Highlands & Islands

Attempts to topple Duke of Sutherland statue

Duke of Sutherland memorial. Pic: Undiscovered Scotland
Image caption The memorial was built on the summit of Beinn a' Bhragaidh in the 1830s

New attempts have been made to topple a memorial dedicated to a duke blamed for some of the most notorious of the 19th Century Highland Clearances.

George Granville Leveson-Gower, the first Duke of Sutherland, had families moved from his Highlands estate to make way for sheep production.

An attempt was made to dynamite the statue near Golspie in 1994.

Police have appealed for information after stone on its plinth was found to have been recently damaged, or removed.

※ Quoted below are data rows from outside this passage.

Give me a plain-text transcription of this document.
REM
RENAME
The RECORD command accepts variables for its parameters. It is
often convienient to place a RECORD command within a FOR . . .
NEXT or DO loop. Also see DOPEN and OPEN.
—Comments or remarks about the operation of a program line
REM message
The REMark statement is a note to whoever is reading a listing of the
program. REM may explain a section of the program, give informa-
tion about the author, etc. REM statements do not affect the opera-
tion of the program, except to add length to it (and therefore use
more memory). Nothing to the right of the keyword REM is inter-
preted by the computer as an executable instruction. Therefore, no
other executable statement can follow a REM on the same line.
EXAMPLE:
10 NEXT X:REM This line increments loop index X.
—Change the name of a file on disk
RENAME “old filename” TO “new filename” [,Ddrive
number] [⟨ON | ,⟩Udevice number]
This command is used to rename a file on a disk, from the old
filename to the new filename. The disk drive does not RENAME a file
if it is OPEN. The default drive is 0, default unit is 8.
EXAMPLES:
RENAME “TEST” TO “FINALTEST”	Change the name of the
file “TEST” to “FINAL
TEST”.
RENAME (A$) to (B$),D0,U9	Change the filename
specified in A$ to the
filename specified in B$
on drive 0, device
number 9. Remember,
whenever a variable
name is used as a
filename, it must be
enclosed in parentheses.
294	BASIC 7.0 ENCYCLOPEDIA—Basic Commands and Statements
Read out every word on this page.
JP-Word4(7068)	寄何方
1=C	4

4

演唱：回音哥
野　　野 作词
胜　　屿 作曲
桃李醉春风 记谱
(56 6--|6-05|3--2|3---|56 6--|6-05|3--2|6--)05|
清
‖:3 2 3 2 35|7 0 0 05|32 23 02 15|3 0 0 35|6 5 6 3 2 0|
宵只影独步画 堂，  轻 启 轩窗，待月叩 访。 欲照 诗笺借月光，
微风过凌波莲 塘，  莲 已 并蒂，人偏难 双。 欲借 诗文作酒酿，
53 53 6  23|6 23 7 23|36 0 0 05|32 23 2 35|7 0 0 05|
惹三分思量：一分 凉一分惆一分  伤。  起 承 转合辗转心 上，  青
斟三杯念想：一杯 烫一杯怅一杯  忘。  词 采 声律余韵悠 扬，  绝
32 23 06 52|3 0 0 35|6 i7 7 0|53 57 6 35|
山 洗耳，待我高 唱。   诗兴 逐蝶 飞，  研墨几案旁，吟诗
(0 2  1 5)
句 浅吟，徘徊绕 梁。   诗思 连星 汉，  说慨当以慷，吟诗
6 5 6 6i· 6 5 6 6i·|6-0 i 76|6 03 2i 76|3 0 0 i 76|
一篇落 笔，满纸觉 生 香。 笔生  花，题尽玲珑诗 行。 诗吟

Northern Constabulary said tools would have been used in the latest attempts to vandalise the site.

The memorial was built on the summit of Beinn a' Bhragaidh following the duke's death in 1833.

With its plinth and statue, the monument stands at more than 30m (100ft) in height and is visible from several miles away.

Known locally as The Mannie, some local people believe the statue should remain as a reminder to what happened in Sutherland during the clearances.

'Part of history'

One local resident, Alan Barclay, said: "You will find very few people who want it taken away.

"It is part of history. If you take away history nobody will ask questions.

"If he stays there people will ask what it is and then hear what happened here during the Highland Clearances."

Mr Barclay said people opposed to the memorial were "hell-bent" on seeing it pulled down.

Hillwalkers George and Karen McGowan, who regularly ascend Beinn a' Bhragaidh, believe damage has been done over the last six months.

Mr McGowan said: "Over the summer we noticed it first.

"There was damage three to four weeks ago and since then some more."

Sgt Keith Robb, of Northern Constabulary, said anyone with information about the vandalism should contact police.

He said: "This seems to be more sustained vandalism to the statue.

"Tools would have had to have been involved."

Starting in the late 18th Century and running into the 19th Century, the clearances saw townships occupied by generations of families cleared to make way for large-scale sheep farming and the rearing of deer.

Landowners were seeking to "improve" their estates in line with the industrial revolution.

Their hope was to make more capital from the land by running shooting estates, or starting industrial-scale livestock farming.

In some cases people who had lived on the land for generations left voluntarily, while others were forcibly evicted and their homes burned and demolished.

A bronze statue called The Exiles recalling the families cleared from Sutherland stands at the mouth of Strath of Kildonan.

'Psychic wounds'

Granville Leveson-Gower, a millionaire, was an MP from 1778-1784 and 1787-1798, before later becoming a British ambassador in Paris.

In 1785 he married Elizabeth, Countess of Sutherland.

The land they controlled represented the largest private estate in Europe at that time.

According to Highland Council's history and culture website Am Baile, the duke was horrified by the living conditions of the people of inland Sutherland and believed the land could not sustain them in the long term.

He began to resettle thousands of families along the Sutherland coast to make way for sheep on the newly-cleared land.

In his book The Highland Clearances, Prof Eric Richards said the resettling of large numbers of people in a relatively short space of time caused dislocation, "psychic wounds" and a "sense of wrong" that was passed down generations.

He said the Sutherland clearances were considered the most dramatic and best known of removals of families from land across the Highlands and Islands.